| name | baseline-replication |
| description | Run disciplined replication of published or internal baselines with provenance, controls, and validation gates. |
| allowed-tools | Read, Write, Edit, Bash, Glob, Grep, Task, TodoWrite |
| model | sonnet |
| x-version | 3.2.0 |
| x-category | research |
| x-vcl-compliance | v3.1.1 |
| x-cognitive-frames | HON, MOR, COM, CLS, EVD, ASP, SPC |
STANDARD OPERATING PROCEDURE
Purpose
- Reproduce baseline experiments faithfully before new development.
- Capture every constraint (data, metrics, hardware, randomness) and document variances.
- Produce artifacts that downstream skills can trust (configs, logs, checkpoints).
Trigger Conditions
- Positive: requests to replicate a paper’s baseline, re-run internal baselines, validate claims prior to extension.
- Negative: greenfield method design (use
method-development), or pure prompt tuning (route toprompt-architect).
Guardrails
- Structure-first delivery: SKILL + README + examples + references; stash configs/resources alongside outputs.
- Constraint extraction in HARD / SOFT / INFERRED buckets with sources (paper, repo, maintainer notes).
- Two-pass refinement: (1) structure and environment parity; (2) epistemic validation and variance explanation.
- Confidence ceilings enforced; never overstate beyond observation/research limits.
Inputs
- Original specification (paper section, repo, config files).
- Target hardware/software stack and allowed variance.
- Success criteria (metric thresholds, tolerances, reproducibility bounds).
Workflow
- Scope & Constraints: Capture dataset versions, metrics, seeds, hardware, and tolerances; confirm INFERRED assumptions.
- Environment Parity Plan: Mirror dependencies; document any substitutions and expected impact.
- Reproduce Runs: Execute baseline with fixed seeds; log configs, hashes, and environment fingerprints.
- Validate: Compare against claimed results with statistical checks; explain deviations.
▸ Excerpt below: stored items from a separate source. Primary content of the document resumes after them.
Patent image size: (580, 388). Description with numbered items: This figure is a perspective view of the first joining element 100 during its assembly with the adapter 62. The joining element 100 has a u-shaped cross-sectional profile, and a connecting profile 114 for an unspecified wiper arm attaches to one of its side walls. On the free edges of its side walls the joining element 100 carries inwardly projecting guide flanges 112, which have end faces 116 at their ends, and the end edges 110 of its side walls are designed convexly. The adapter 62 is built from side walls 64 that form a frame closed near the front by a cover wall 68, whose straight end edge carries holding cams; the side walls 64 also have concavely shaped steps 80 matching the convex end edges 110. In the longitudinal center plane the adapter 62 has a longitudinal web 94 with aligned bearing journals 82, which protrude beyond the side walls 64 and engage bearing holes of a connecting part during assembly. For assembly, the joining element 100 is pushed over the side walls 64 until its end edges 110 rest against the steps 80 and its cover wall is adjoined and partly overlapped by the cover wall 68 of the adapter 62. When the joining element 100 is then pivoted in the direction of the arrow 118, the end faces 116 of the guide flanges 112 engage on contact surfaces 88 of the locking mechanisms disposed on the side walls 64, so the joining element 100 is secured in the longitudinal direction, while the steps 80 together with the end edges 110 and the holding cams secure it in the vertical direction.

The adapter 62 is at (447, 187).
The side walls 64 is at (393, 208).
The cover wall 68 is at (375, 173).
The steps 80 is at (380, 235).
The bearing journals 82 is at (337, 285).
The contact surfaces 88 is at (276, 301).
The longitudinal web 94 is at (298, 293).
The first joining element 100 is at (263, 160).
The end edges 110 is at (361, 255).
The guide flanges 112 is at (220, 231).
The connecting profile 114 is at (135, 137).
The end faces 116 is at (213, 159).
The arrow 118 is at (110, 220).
- Package Artifacts: Store configs, logs, checkpoints, and a replication report; update examples/references as needed.
Validation & Quality Gates
- Environment parity documented; deviations justified.
- Metrics within agreed tolerance or deviation analysis provided.
- Replication report includes evidence, seeds, and reproducibility notes.
- Confidence line item included with appropriate ceiling (observation 0.95, research 0.85).
Response Template
**Constraints**
- HARD: ...
- SOFT: ...
- INFERRED (confirm): ...
**Plan**
- Environment + run strategy.
**Results**
- Metric(s): ... vs. claim ...
- Variance analysis: ...
**Artifacts**
- Configs/logs: <paths>
- Checkpoints: <paths>
Confidence: 0.82 (ceiling: research 0.85) - based on replicated runs and logged evidence.
Confidence: 0.82 (ceiling: research 0.85) - Assumes replication gates and evidence checks completed.